The popular "Left Behind" theology has performed a complete exegetical somersault. It has made being "left behind" the terrible fate and being "taken" the glorious reward. Jesus teaches the exact opposite. You do not want to be the one taken. The one taken is the unbeliever, working in the field, suddenly seized by the judgment of God. The one left is the believer, who is preserved through the judgment to inherit the new heavens and the new earth.
Look at the parallel passage in Luke. After Jesus gives the same illustration, the disciples ask Him, "Where, Lord?" And He answers, "Where the body is, there also the vultures will be gathered" (Luke 17:37). The ones who are "taken" are taken to the place of the corpse, the place of death and judgment. This is not about a rapture; it is about a rupture. It is the final, sudden separation of the righteous from the wicked.
Conclusion: Are You Ready to Be Left?
The entire force of this passage is a call to vigilance. The judgment of God does not arrive with a brass band and a formal announcement. It breaks in upon the world in the midst of its ordinary, humdrum, God-ignoring business.

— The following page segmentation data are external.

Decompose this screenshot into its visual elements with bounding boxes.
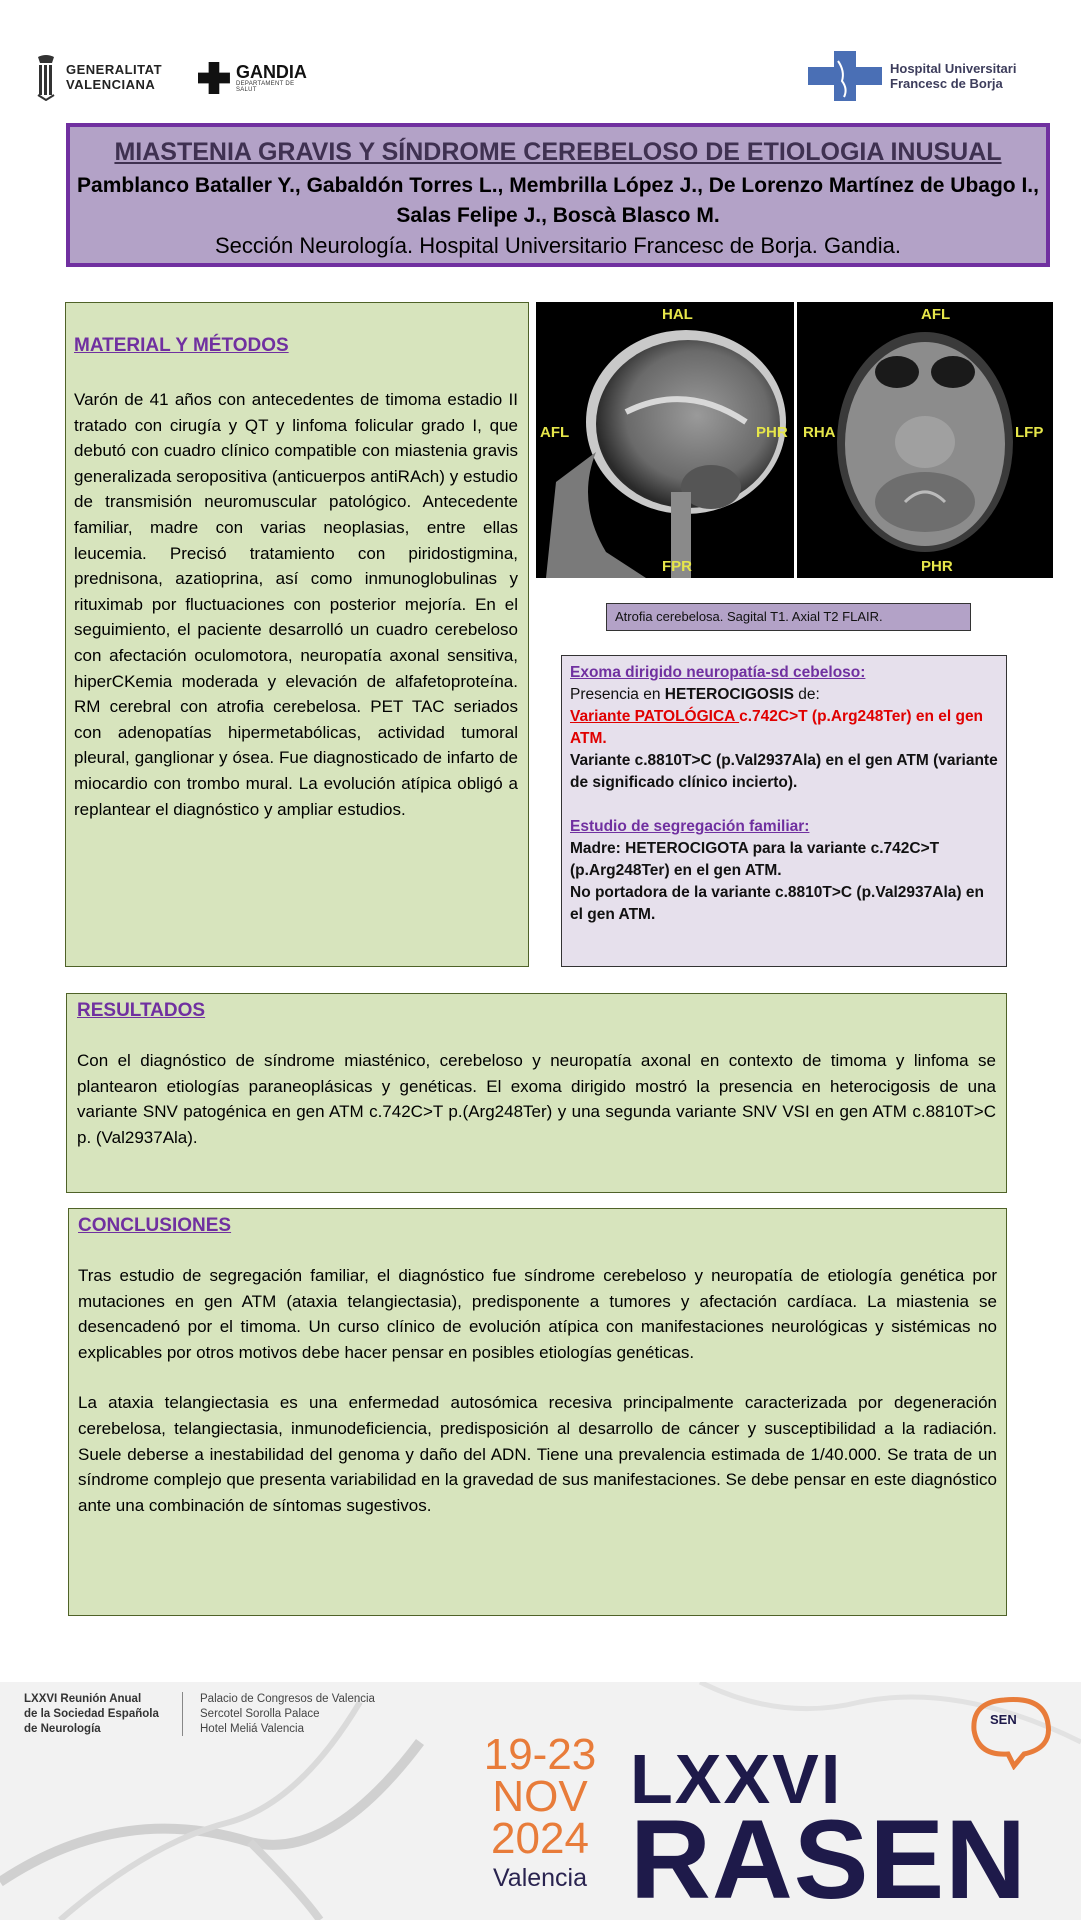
date-year: 2024 [491, 1814, 589, 1863]
mother-line: Madre: HETEROCIGOTA para la variante c.742C>T (p.Arg248Ter) en el gen ATM. [570, 840, 940, 879]
axial-label-top: AFL [921, 306, 951, 323]
sagittal-label-right: PHR [756, 424, 788, 441]
gandia-name: GANDIA [235, 62, 307, 82]
footer-event: RASEN [630, 1797, 1028, 1920]
variant1-rest: c.742C>T (p.Arg248Ter) en el gen ATM. [570, 708, 984, 747]
conclusions-heading: CONCLUSIONES [78, 1215, 232, 1236]
results-heading: RESULTADOS [77, 1000, 206, 1021]
org-line2: de la Sociedad Española [24, 1708, 159, 1720]
footer-divider [182, 1692, 183, 1736]
gandia-sub: DEPARTAMENT DE SALUT [235, 81, 295, 93]
presence-prefix: Presencia en [570, 686, 665, 703]
footer-banner [0, 1682, 1081, 1920]
gv-line2: VALENCIANA [66, 77, 156, 92]
sagittal-label-top: HAL [662, 306, 693, 323]
gv-emblem-icon [34, 53, 58, 101]
mri-axial-image [797, 302, 1053, 578]
conclusions-paragraph2: La ataxia telangiectasia es una enfermedad autosómica recesiva principalmente caracterizada por degeneración cerebelosa, telangiectasia, inmunodeficiencia, predisposición al desarrollo de cáncer y susceptibilidad a la radiación. Suele deberse a inestabilidad del genoma y daño del ADN. Tiene una prevalencia estimada de 1/40.000. Se trata de un síndrome complejo que presenta variabilidad en la gravedad de sus manifestaciones. Se debe pensar en este diagnóstico ante una combinación de síntomas sugestivos. [78, 1393, 997, 1515]
methods-heading: MATERIAL Y MÉTODOS [74, 335, 289, 356]
footer-venues [200, 1692, 375, 1737]
conclusions-section [68, 1208, 1007, 1616]
variant1 [570, 706, 998, 750]
mother-line2: No portadora de la variante c.8810T>C (p.Val2937Ala) en el gen ATM. [570, 884, 984, 923]
generalitat-valenciana-logo [34, 52, 184, 102]
venue3: Hotel Meliá Valencia [200, 1723, 304, 1735]
venue1: Palacio de Congresos de Valencia [200, 1693, 375, 1705]
org-line3: de Neurología [24, 1723, 101, 1735]
date-month: NOV [492, 1772, 588, 1821]
axial-label-right: LFP [1015, 424, 1044, 441]
org-line1: LXXVI Reunión Anual [24, 1693, 142, 1705]
exoma-heading: Exoma dirigido neuropatía-sd cebeloso: [570, 664, 866, 681]
results-section [66, 993, 1007, 1193]
title-box [66, 123, 1050, 267]
sagittal-label-left: AFL [540, 424, 570, 441]
hospital-logo [808, 50, 1058, 102]
authors: Pamblanco Bataller Y., Gabaldón Torres L., Membrilla López J., De Lorenzo Martínez de Ubago I., Salas Felipe J., Boscà Blasco M. [77, 174, 1039, 227]
sen-logo-text: SEN [990, 1712, 1017, 1727]
axial-label-bottom: PHR [921, 558, 953, 575]
variant1-underlined: Variante PATOLÓGICA [570, 708, 740, 725]
mri-sagittal-image [536, 302, 794, 578]
presence-suffix: de: [793, 686, 820, 703]
poster-title: MIASTENIA GRAVIS Y SÍNDROME CEREBELOSO DE ETIOLOGIA INUSUAL [114, 138, 1002, 166]
presence-bold: HETEROCIGOSIS [664, 686, 794, 703]
segregation-heading: Estudio de segregación familiar: [570, 818, 810, 835]
exoma-section [561, 655, 1007, 967]
results-text: Con el diagnóstico de síndrome miasténico, cerebeloso y neuropatía axonal en contexto de timoma y linfoma se plantearon etiologías paraneoplásicas y genéticas. El exoma dirigido mostró la presencia en heterocigosis de una variante SNV patogénica en gen ATM c.742C>T p.(Arg248Ter) y una segunda variante SNV VSI en gen ATM c.8810T>C p. (Val2937Ala). [77, 1051, 996, 1147]
hospital-line2: Francesc de Borja [890, 76, 1003, 91]
hospital-line1: Hospital Universitari [890, 61, 1017, 76]
date-days: 19-23 [483, 1730, 597, 1779]
sen-brain-icon [964, 1690, 1056, 1770]
presence-line [570, 684, 998, 706]
footer-organizer [24, 1692, 159, 1737]
conclusions-paragraph1: Tras estudio de segregación familiar, el diagnóstico fue síndrome cerebeloso y neuropatía de etiología genética por mutaciones en gen ATM (ataxia telangiectasia), predisponente a tumores y afectación cardíaca. La miastenia se desencadenó por el timoma. Un curso clínico de evolución atípica con manifestaciones neurológicas y sistémicas no explicables por otros motivos debe hacer pensar en posibles etiologías genéticas. [78, 1266, 997, 1362]
variant2: Variante c.8810T>C (p.Val2937Ala) en el gen ATM (variante de significado clínico incierto). [570, 752, 998, 791]
footer-city: Valencia [492, 1864, 588, 1892]
methods-section [65, 302, 529, 967]
gandia-logo [198, 58, 308, 98]
venue2: Sercotel Sorolla Palace [200, 1708, 320, 1720]
sagittal-label-bottom: FPR [662, 558, 692, 575]
image-caption: Atrofia cerebelosa. Sagital T1. Axial T2 FLAIR. [606, 603, 971, 631]
footer-date [480, 1730, 600, 1863]
hospital-cross-icon [808, 51, 882, 101]
axial-label-left: RHA [803, 424, 836, 441]
gv-line1: GENERALITAT [66, 62, 163, 77]
affiliation: Sección Neurología. Hospital Universitario Francesc de Borja. Gandia. [215, 233, 901, 258]
footer-edition: LXXVI [630, 1740, 843, 1818]
cross-icon [198, 60, 230, 96]
methods-text: Varón de 41 años con antecedentes de timoma estadio II tratado con cirugía y QT y linfoma folicular grado I, que debutó con cuadro clínico compatible con miastenia gravis generalizada seropositiva (anticuerpos antiRAch) y estudio de transmisión neuromuscular patológico. Antecedente familiar, madre con varias neoplasias, entre ellas leucemia. Precisó tratamiento con piridostigmina, prednisona, azatioprina, así como inmunoglobulinas y rituximab por fluctuaciones con posterior mejoría. En el seguimiento, el paciente desarrolló un cuadro cerebeloso con afectación oculomotora, neuropatía axonal sensitiva, hiperCKemia moderada y elevación de alfafetoproteína. RM cerebral con atrofia cerebelosa. PET TAC seriados con adenopatías hipermetabólicas, actividad tumoral pleural, ganglionar y ósea. Fue diagnosticado de infarto de miocardio con trombo mural. La evolución atípica obligó a replantear el diagnóstico y ampliar estudios. [74, 390, 518, 819]
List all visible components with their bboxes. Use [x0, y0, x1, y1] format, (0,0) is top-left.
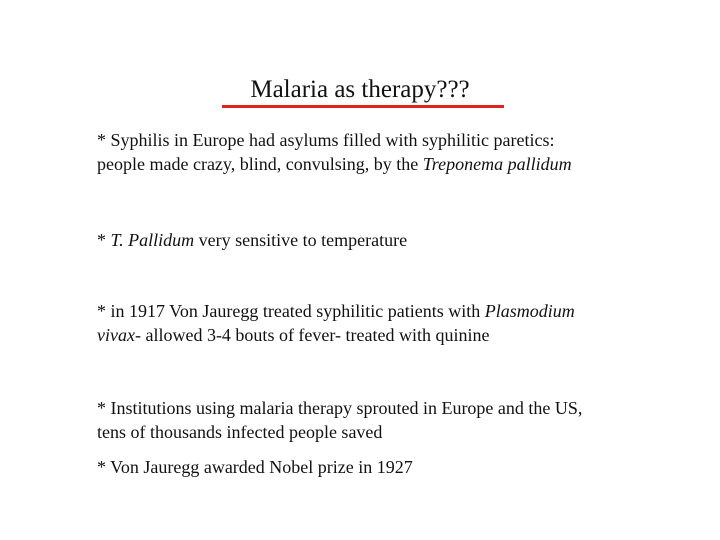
bullet-1-line-1: * Syphilis in Europe had asylums filled with syphilitic paretics:	[97, 130, 555, 150]
bullet-3-italic-term-2: vivax	[97, 325, 135, 345]
bullet-5-line-1: * Von Jauregg awarded Nobel prize in 1927	[97, 457, 413, 477]
bullet-3-line-2	[97, 323, 697, 347]
bullet-3-line-1-text: * in 1917 Von Jauregg treated syphilitic patients with	[97, 301, 485, 321]
bullet-3-line-1	[97, 299, 697, 323]
bullet-2-prefix: *	[97, 230, 111, 250]
bullet-institutions	[97, 396, 697, 444]
title-underline	[222, 105, 504, 108]
bullet-2-suffix: very sensitive to temperature	[194, 230, 408, 250]
bullet-1-line-2	[97, 152, 697, 176]
bullet-syphilis-asylums	[97, 128, 697, 176]
bullet-1-italic-term: Treponema pallidum	[422, 154, 572, 174]
bullet-3-italic-term-1: Plasmodium	[484, 301, 575, 321]
bullet-3-line-2-text: - allowed 3-4 bouts of fever- treated with quinine	[134, 325, 490, 345]
bullet-von-jauregg-treatment	[97, 299, 697, 347]
bullet-4-line-1: * Institutions using malaria therapy sprouted in Europe and the US,	[97, 398, 583, 418]
slide-title: Malaria as therapy???	[250, 76, 470, 103]
bullet-2-line-1	[97, 228, 697, 252]
bullet-temperature	[97, 228, 697, 252]
bullet-1-line-2-text: people made crazy, blind, convulsing, by the	[97, 154, 423, 174]
bullet-2-italic-term: T. Pallidum	[110, 230, 195, 250]
bullet-4-line-2: tens of thousands infected people saved	[97, 422, 383, 442]
bullet-nobel-prize	[97, 455, 697, 479]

It finds people in the field, at the mill, going about their day, and it makes a final, eternal distinction.
This is not a call to abandon our work and stare at the sky. The people in the field and at the mill were doing their duty. The difference was not in their external activity, but in their internal posture. One was ready to meet the Lord; the other was not. One was living in light of eternity; the other was living for the weekend.
The question this text puts to each one of us is not, "Have you figured out the timeline?" but rather, "Are you ready?" Are you living as though the master could return at any moment? Is your life oriented around the reality of God and His coming kingdom, or is it consumed with the eating and drinking and marrying of this passing age?
The great irony is that the church has spent a century dreaming of being "taken" when the prayer of the saints should be to be "left." We are not looking for an escape hatch out of creation. We are looking for the King to return and claim His creation. We are praying "Thy kingdom come, Thy will be done, on earth as it is in heaven." The righteous will inherit the earth. The wicked will be taken from it, like weeds pulled from a garden, like dross skimmed from molten gold.
Therefore, do not be deceived by fanciful stories. Be sober. Be vigilant. Do your work faithfully, whether in the field or at the mill or in the office. Love your family. Worship your God. And be ready. For the Son of Man is coming at an hour you do not expect. And on that day, the great hope of the Christian is not to be taken, but to be found faithful, and to be left behind to inherit all things.